SANTA CLARA, Calif.—Palm Inc.’s stock rose sharply in heavy trading after the company announced a new ad campaign and the resignation of its Chief Executive Officer Carl Yankowski.
Palm’s stock jumped about 20 percent in trading Friday to about $2.80 per share, which is much better than the company’s 52-week low of $1.35 per share but way off the $100 per share the company commanded after its initial public offering early last year.
Palm said it has begun the search for a new CEO, and that its Chairman of the Board Eric Benhamou will serve in Yankowski’s place until a permanent replacement is named.

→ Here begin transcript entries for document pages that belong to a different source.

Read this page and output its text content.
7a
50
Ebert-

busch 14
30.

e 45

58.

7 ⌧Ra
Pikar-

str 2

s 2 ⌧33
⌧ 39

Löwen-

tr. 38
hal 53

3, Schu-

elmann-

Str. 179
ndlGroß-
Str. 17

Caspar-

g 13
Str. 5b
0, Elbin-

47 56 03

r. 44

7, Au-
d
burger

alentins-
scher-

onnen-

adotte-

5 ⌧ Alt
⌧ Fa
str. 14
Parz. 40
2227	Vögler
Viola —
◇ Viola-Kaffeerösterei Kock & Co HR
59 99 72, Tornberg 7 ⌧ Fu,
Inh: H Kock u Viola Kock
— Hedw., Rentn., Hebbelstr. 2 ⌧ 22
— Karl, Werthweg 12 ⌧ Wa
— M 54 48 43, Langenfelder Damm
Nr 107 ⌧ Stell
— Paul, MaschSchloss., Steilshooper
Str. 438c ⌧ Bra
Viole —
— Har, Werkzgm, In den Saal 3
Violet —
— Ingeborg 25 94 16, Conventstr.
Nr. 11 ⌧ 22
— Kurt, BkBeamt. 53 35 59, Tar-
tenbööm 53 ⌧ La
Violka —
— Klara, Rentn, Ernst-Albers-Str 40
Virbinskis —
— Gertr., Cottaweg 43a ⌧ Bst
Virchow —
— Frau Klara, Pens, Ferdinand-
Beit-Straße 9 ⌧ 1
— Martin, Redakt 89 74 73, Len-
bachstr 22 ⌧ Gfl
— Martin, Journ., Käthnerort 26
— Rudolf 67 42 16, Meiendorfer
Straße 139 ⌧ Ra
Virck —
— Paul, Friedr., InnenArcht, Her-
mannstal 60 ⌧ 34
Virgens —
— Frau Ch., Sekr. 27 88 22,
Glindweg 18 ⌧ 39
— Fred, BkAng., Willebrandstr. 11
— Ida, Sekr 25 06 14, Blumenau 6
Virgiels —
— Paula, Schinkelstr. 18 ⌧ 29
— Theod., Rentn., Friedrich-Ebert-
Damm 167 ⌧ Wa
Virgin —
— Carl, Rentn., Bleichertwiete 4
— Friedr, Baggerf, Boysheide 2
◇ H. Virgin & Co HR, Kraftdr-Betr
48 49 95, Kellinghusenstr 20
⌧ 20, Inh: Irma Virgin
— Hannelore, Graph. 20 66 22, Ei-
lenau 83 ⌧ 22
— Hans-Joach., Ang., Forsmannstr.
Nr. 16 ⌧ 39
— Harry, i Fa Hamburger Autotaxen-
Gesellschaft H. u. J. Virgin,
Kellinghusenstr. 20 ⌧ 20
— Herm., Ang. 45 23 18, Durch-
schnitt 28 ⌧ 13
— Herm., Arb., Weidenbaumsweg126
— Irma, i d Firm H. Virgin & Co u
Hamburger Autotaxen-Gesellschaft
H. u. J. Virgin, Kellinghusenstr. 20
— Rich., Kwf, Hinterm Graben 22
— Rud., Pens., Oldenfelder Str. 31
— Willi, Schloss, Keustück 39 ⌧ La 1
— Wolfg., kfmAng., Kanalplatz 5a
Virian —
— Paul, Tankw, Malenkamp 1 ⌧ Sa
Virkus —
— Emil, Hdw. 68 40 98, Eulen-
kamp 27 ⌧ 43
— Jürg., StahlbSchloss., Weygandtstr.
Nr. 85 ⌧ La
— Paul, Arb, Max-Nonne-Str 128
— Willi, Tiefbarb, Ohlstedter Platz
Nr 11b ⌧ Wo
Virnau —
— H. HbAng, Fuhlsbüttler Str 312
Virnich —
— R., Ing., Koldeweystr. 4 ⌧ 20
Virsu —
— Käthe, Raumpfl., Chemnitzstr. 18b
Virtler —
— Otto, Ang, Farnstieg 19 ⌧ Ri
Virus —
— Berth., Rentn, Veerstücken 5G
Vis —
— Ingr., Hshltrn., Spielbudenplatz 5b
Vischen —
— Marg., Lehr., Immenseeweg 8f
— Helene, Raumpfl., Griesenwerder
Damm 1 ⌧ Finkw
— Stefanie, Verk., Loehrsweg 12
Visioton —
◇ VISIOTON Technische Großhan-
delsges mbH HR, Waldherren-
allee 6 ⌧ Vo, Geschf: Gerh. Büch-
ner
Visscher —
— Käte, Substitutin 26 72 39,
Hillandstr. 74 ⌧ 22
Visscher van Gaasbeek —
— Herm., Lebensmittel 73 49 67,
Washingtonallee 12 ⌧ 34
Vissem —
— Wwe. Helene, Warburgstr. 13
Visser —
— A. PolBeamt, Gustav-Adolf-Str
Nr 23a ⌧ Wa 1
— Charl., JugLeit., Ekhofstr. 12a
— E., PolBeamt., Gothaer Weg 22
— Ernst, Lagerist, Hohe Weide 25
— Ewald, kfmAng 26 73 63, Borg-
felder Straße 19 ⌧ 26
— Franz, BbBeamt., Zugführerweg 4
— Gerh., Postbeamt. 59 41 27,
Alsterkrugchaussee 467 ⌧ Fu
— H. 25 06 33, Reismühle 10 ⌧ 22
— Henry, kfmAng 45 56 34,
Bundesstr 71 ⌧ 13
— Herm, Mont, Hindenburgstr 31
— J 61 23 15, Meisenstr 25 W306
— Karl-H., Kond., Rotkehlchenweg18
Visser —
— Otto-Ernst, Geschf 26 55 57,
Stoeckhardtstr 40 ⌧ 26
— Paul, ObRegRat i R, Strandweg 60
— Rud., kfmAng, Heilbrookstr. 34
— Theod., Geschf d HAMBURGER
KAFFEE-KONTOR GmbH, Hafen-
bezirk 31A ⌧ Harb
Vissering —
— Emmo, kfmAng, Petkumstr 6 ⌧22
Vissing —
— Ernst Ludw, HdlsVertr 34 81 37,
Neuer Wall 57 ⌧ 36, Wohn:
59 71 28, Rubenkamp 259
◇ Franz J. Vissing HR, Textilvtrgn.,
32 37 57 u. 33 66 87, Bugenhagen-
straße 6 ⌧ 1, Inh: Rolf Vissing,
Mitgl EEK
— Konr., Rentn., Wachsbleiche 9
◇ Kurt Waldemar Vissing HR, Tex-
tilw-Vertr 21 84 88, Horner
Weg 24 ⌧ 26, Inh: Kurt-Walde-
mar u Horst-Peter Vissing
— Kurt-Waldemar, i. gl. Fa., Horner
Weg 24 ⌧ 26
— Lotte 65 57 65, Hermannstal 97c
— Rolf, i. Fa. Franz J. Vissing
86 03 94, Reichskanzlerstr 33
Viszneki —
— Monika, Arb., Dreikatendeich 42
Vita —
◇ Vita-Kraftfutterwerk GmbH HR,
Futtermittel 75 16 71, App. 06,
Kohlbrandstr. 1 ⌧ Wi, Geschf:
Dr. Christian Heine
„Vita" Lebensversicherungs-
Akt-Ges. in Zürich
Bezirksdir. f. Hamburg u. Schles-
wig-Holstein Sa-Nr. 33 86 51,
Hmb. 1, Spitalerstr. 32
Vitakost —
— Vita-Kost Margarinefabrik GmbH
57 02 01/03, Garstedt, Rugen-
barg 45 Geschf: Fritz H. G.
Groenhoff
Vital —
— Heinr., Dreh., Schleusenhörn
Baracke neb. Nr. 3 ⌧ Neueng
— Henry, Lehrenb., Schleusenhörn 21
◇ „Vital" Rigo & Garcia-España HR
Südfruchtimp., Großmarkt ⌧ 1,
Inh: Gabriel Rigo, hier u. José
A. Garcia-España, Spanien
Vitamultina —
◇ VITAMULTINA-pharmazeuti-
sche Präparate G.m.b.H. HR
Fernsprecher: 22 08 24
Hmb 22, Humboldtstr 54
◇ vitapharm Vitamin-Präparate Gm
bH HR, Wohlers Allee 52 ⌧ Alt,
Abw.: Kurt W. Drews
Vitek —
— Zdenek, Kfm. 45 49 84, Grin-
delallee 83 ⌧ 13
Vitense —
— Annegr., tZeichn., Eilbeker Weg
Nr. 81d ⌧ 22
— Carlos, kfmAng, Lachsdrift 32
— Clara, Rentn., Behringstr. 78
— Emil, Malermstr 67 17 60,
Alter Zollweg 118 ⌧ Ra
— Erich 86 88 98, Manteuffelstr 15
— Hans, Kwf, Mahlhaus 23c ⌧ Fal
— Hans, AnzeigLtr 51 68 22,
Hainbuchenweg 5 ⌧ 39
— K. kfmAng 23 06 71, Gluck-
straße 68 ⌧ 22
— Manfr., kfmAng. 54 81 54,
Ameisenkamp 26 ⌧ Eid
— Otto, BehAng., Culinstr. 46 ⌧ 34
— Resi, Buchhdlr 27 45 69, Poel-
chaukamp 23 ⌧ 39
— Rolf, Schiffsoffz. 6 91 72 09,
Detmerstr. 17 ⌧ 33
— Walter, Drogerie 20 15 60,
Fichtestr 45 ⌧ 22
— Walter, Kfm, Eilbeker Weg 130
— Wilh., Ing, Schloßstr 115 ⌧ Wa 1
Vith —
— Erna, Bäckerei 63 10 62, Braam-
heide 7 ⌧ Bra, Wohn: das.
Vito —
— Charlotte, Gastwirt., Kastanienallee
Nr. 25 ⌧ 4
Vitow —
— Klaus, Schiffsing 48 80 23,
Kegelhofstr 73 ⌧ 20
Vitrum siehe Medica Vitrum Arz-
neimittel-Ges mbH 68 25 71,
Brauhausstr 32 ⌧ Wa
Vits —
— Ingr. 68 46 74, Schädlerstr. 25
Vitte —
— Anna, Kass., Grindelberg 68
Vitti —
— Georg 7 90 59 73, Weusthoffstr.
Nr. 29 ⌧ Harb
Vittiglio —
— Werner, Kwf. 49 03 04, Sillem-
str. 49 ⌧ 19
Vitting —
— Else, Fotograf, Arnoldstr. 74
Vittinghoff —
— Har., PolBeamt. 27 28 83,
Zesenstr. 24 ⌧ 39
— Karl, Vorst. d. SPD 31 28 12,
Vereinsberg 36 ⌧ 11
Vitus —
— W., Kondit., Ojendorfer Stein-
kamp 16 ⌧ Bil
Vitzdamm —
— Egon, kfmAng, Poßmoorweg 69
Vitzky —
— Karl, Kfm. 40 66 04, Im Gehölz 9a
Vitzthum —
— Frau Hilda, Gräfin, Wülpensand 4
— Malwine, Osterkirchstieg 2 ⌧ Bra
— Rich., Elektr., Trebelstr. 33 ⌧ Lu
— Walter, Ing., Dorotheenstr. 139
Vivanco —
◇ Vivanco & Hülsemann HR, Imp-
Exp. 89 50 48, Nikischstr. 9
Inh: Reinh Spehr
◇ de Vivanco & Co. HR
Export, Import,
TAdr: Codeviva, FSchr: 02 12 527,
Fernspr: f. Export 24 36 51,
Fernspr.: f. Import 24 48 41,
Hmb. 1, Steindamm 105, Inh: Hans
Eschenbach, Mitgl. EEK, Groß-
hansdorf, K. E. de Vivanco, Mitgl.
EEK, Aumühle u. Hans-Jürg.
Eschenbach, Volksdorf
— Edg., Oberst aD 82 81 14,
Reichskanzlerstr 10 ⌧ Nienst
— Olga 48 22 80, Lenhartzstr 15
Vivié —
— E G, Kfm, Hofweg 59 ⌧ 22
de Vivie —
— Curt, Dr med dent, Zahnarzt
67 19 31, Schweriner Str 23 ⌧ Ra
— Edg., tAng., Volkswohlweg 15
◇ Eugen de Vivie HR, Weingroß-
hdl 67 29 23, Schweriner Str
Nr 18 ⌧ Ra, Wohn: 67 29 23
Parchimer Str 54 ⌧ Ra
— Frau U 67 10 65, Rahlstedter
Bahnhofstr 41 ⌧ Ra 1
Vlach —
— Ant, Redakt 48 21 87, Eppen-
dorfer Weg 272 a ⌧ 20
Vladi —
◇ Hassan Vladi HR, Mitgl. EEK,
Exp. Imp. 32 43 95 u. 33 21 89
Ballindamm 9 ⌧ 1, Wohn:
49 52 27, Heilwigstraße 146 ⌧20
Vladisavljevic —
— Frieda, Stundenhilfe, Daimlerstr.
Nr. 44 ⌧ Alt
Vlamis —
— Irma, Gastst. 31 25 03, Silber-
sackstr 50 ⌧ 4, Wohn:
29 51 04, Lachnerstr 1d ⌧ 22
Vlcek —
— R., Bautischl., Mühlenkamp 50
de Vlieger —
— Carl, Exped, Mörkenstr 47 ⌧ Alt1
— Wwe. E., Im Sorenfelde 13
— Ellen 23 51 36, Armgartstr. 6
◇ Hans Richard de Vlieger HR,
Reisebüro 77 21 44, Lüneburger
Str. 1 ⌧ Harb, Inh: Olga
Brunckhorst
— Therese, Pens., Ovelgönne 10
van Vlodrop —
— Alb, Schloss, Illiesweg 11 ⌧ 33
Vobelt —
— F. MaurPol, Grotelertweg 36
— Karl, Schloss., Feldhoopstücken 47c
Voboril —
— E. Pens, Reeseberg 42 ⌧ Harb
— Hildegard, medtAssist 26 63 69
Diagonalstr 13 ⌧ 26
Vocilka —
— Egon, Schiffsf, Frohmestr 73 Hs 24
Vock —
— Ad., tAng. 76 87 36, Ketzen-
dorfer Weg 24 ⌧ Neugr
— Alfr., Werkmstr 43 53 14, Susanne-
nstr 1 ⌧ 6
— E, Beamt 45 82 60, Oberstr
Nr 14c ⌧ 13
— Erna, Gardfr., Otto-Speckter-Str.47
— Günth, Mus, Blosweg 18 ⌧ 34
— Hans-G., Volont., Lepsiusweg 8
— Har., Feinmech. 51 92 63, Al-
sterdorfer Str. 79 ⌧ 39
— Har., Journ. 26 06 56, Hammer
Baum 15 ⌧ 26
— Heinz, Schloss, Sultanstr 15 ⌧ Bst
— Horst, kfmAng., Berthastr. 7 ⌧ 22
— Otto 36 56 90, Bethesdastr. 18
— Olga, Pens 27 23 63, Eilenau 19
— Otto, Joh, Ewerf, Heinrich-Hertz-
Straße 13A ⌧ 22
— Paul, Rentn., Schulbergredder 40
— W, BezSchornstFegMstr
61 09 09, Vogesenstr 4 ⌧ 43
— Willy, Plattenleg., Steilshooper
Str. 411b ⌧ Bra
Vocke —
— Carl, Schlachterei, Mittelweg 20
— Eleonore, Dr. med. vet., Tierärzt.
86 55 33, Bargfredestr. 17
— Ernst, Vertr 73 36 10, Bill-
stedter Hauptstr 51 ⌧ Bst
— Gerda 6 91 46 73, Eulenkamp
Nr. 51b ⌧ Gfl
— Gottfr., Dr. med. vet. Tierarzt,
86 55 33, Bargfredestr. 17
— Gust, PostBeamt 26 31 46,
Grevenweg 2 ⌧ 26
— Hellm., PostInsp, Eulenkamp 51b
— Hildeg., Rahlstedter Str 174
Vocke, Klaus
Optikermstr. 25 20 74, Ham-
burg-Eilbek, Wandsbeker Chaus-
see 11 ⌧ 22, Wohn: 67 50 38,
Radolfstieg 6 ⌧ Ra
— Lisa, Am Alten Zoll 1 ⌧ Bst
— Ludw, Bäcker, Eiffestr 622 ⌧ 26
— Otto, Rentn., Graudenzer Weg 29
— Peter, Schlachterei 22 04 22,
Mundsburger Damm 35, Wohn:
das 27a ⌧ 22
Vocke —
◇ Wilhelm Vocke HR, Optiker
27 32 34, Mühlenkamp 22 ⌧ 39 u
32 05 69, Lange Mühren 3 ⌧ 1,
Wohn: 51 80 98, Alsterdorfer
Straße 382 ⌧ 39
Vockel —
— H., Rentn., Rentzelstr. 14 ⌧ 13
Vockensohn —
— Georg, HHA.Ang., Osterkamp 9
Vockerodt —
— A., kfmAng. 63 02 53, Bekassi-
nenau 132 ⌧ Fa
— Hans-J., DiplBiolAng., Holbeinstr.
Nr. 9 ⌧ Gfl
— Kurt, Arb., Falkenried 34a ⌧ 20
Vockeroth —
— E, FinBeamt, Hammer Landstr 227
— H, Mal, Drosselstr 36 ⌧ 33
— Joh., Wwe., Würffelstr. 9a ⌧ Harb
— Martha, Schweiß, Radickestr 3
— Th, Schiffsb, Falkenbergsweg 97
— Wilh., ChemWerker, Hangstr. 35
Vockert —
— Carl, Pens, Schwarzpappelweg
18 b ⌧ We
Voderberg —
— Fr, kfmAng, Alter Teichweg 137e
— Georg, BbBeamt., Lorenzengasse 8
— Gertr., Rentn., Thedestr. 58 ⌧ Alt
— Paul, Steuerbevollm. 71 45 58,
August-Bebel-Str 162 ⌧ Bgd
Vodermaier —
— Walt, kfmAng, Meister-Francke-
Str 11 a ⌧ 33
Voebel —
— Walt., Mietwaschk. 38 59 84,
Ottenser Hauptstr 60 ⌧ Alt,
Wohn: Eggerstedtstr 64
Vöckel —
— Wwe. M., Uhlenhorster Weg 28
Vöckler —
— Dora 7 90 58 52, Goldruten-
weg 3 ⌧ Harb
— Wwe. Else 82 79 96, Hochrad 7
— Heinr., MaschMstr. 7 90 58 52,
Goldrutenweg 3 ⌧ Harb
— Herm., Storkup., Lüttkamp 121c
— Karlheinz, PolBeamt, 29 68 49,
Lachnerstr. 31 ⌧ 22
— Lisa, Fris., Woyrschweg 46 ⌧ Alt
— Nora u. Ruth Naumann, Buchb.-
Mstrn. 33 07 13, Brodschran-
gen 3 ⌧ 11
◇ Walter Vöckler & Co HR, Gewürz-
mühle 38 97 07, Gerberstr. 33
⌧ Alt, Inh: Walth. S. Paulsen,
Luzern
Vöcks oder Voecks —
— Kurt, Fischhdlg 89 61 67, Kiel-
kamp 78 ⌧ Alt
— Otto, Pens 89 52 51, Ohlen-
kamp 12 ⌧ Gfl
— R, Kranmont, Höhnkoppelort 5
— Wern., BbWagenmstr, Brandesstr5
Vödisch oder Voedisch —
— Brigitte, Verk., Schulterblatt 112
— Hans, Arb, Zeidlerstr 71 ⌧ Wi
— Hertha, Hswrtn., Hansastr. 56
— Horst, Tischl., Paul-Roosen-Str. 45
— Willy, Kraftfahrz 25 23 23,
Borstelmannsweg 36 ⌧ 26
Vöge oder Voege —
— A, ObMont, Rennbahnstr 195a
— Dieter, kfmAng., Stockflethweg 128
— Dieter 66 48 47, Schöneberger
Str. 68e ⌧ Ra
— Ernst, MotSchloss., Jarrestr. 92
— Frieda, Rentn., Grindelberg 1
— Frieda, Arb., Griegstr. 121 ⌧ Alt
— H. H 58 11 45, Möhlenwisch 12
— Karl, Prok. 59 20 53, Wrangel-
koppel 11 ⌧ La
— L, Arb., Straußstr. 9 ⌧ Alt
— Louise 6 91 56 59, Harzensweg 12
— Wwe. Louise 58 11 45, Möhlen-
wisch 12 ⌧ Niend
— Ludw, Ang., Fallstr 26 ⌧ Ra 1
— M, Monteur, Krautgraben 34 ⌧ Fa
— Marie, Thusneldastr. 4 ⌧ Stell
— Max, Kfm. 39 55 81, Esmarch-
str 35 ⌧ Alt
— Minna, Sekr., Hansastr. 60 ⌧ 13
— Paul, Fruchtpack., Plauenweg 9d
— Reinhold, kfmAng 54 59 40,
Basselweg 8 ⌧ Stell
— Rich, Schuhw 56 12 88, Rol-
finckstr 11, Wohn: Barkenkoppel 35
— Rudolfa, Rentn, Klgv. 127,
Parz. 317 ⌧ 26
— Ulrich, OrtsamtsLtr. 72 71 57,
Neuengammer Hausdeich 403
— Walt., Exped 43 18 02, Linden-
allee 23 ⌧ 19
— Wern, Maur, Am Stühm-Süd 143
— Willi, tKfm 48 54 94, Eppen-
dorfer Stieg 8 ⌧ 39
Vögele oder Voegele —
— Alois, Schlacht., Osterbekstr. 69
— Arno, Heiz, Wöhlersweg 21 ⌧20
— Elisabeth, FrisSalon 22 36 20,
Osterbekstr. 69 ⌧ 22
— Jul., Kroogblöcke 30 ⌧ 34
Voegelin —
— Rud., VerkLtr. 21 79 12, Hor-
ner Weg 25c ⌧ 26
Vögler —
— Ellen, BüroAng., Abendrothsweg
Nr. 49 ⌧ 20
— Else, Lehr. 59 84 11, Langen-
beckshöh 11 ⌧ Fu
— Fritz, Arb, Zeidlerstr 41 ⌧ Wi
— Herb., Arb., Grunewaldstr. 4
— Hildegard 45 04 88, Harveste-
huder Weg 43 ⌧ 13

Yankowski did not announce his future plans but said that, with Palm’s transition into two individual businesses almost complete, his role has changed and no longer “matches my aspirations.” Palm is separating its business into operating system and device manufacturing divisions.
While Palm products have been holding their top spot in the personal digital assistant market, according to new reports from Gartner and Jupiter Media Metrics, the company has suffered through sluggish sales and falling stock prices. Palm was also criticized for not releasing its highly anticipated wireless integrated device, citing the sluggish economy for its decision.
Separately, Palm said it was launching a new ad campaign, beginning with TV spots and extensive online ads that focus on the day-to-day uses for Palm devices.